SU İÇMENİN ÖNEMİNİ ANLADI
Özge Demirbaş, annesi Melek Şarcı'nın su içme problemi olduğunu, çok fazla su tüketmediğini anlattı. Annesinin günde 1-2 bardak suyla hayatını sürdürdüğünü aktaran Demirbaş, "Çay gibi başka şeyler tüketiyordu. Onlar da sıvı olduğu için kendisine yarar sağladığını düşünüyordu. Oysa ki su, böbrek için çok önemli. Böbreğin çok önemli bir organ olduğunu, doktor koltuğuna oturduğumuz zaman 'Böbrekleri tamamen bitmiş, bu yüzden diyalize girmesi gerekli' dediği an anlamış olduk" dedi.
Annesi, diyalize girdiğinde nakil sürecini araştırdığını anlatan Demirbaş, nakil olan kişilerin hayatlarına iyi şekilde devam ettiğini belirterek, "Doktorlara sordum. Onlar da herhangi bir sorun olmayacağını, tek böbrekle doğan insanlar olduğunu, hatta yıllarca hiç bilmeden tek böbrekle hayatlarını idare ettiklerini ve sporcu olabildiklerini söylediler. Benim kaygım da sporcu olmamdı. Dağcılık, kaya tırmanışı gibi ağır sporlar yapıyorum. Dolayısıyla bunları yeniden yapabilir miyim diye tereddütüm vardı ama doktor ikna etti. Böylelikle hiç düşünmeden 'O zaman böbreğimi anneme vermek istiyorum' dedim" diye konuştu.
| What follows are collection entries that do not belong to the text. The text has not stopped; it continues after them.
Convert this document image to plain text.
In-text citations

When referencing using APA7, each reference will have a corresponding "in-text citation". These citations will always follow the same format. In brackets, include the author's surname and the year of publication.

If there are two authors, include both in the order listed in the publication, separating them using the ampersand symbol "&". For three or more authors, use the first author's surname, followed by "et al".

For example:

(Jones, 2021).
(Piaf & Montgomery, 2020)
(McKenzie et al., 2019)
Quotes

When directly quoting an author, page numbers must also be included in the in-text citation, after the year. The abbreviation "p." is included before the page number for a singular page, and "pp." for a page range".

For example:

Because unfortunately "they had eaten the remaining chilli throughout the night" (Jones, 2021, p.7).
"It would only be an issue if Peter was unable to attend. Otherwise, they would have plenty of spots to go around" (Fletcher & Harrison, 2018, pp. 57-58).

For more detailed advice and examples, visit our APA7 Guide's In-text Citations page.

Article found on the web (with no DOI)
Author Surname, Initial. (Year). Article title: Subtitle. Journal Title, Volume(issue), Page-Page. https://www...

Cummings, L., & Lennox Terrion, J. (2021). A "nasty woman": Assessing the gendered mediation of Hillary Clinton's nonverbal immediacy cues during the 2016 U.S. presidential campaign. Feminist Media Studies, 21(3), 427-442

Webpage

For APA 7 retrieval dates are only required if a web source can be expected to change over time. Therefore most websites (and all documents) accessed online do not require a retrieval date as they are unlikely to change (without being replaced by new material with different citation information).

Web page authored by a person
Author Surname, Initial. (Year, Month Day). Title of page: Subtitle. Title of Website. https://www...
'ANNEM BUGÜN İLK DEFA BENİM BÖBREĞİMİ KULLANDI'
Demirbaş, organ naklinde başarılı operasyonlarla ve ilklere imza atan Akdeniz Üniversitesi Prof. Dr. Tuncer Karpuzoğlu Organ Nakli Merkezi'yle iletişime geçtiklerini anlattı. Organ nakli koordinasyon ekibiyle görüşüp nakil için tüm işlemlerin tamamlandığını belirten Demirbaş, "Tepeden tırnağa her yerimiz incelendi. Özellikle vericiye çok önem veriyorlar. Çünkü sağlam bir insanı ameliyata sokacaksınız, o yüzden çok derinlemesine check-up'a girdim. Tahlillerim yapıldı ve neticesinde uyumlu olduğumuz söylendi. Nakil olduktan sonra ilk düşündüğüm şey, 'Annem ne zaman benim böbreğimi kullanabilecek'ti. 5'inci günümüzdeyiz. Annem bugün ilk defa benim böbreğimi kullandı. Bunun mutluluğunu yaşıyoruz. Böbreğim annemin bedeninde var oldu. Şimdi yeniden onun bedenine geri döndü. Bu da çok duygulu bir durum" dedi.
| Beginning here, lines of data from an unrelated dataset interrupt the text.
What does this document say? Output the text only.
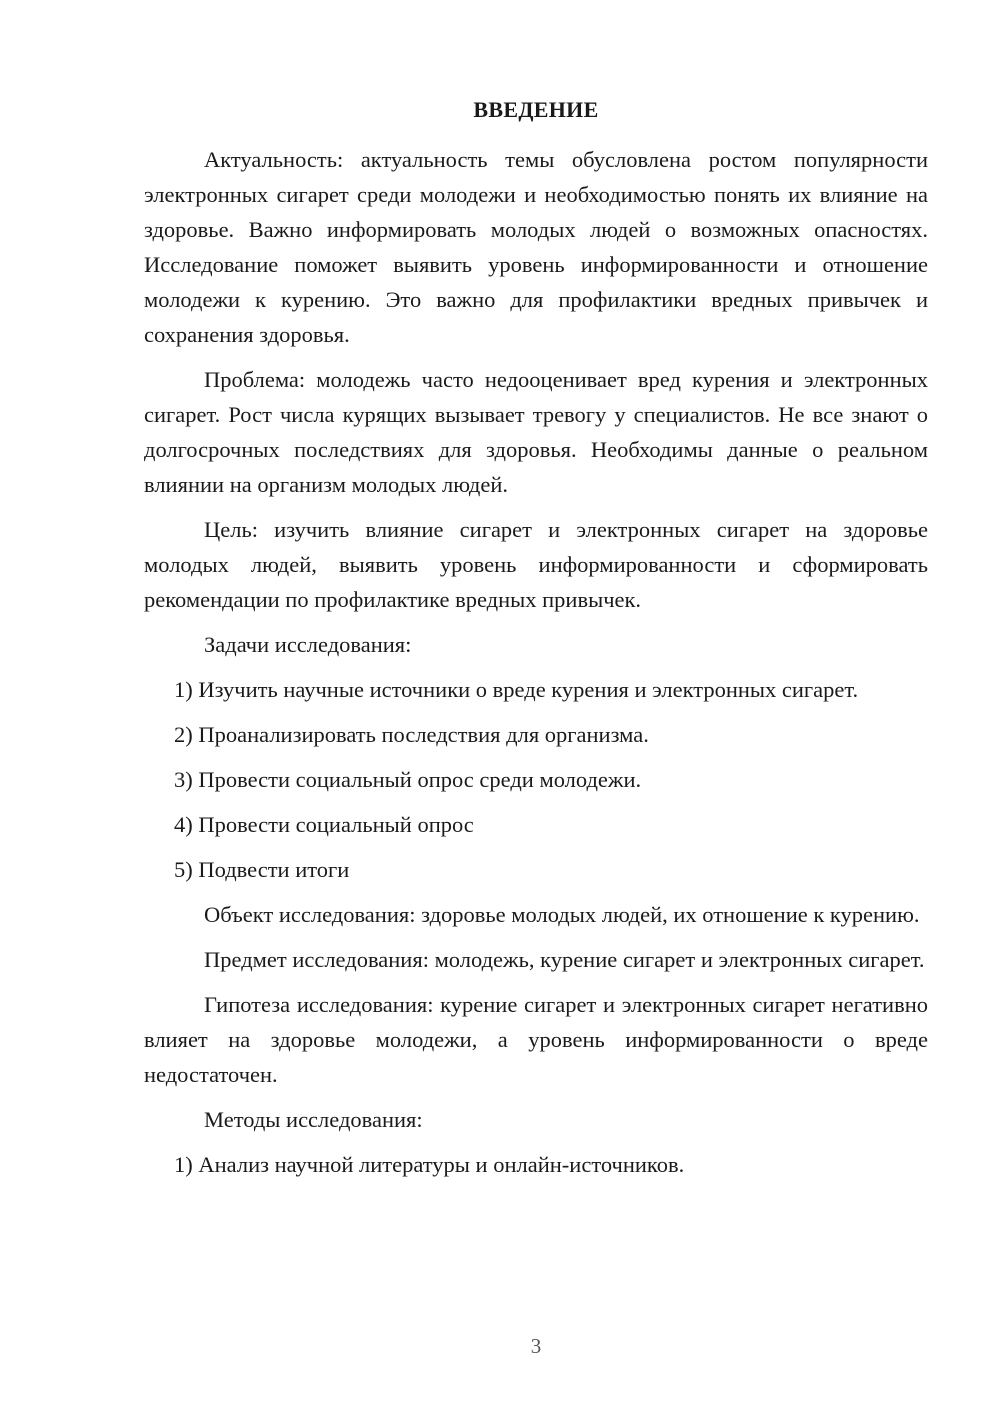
ВВЕДЕНИЕ

Актуальность: актуальность темы обусловлена ростом популярности электронных сигарет среди молодежи и необходимостью понять их влияние на здоровье. Важно информировать молодых людей о возможных опасностях. Исследование поможет выявить уровень информированности и отношение молодежи к курению. Это важно для профилактики вредных привычек и сохранения здоровья.

Проблема: молодежь часто недооценивает вред курения и электронных сигарет. Рост числа курящих вызывает тревогу у специалистов. Не все знают о долгосрочных последствиях для здоровья. Необходимы данные о реальном влиянии на организм молодых людей.

Цель: изучить влияние сигарет и электронных сигарет на здоровье молодых людей, выявить уровень информированности и сформировать рекомендации по профилактике вредных привычек.

Задачи исследования:

1) Изучить научные источники о вреде курения и электронных сигарет.

2) Проанализировать последствия для организма.

3) Провести социальный опрос среди молодежи.

4) Провести социальный опрос

5) Подвести итоги

Объект исследования: здоровье молодых людей, их отношение к курению.

Предмет исследования: молодежь, курение сигарет и электронных сигарет.

Гипотеза исследования: курение сигарет и электронных сигарет негативно влияет на здоровье молодежи, а уровень информированности о вреде недостаточен.

Методы исследования:

1) Анализ научной литературы и онлайн-источников.

3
KADAVRADAN BAĞIŞLANAN ORGANLAR BAŞKA HASTALARA UMUT OLDU
Organ bağışı bekleyen çok sayıda hasta olduğunu vurgulayan Demirbaş, "Kadavradan da nakil olabildiği için bağışçı olmalarını rica ediyorum. Burada bir olayla karşılaştım. Gece 12.00'de trafik kazası geçirmiş bir insanın organları bağışlanmıştı. Buraya böbrek nakli bekleyen 5 kişi çağrıldı. Hangisine uyarsa ona nakil yapılacaktı. Herkes kime çıksa mutlu olacaktı. Bu o kadar empati yapılacak bir duygu ki bunu annem bilebilir. Sırada bekleyen 5 kişiye tahlil yapıldı, sonuçlarına göre nakil olacaktı. Onların duyguları, bekleyişi çok farklıydı. Evet bir tarafta kötü olumsuz bir durum vardı. Biri hayatını kaybetmişti ama o kişinin birçok organını transplantasyon için aldılar. Kalbi, böbreği, karaciğeri ve birçok doku başka hayatlara umut oldu. Bu inanılmaz bir şey. Yaşadığınız zaman çok daha iyi anlıyorsunuz" diye konuştu.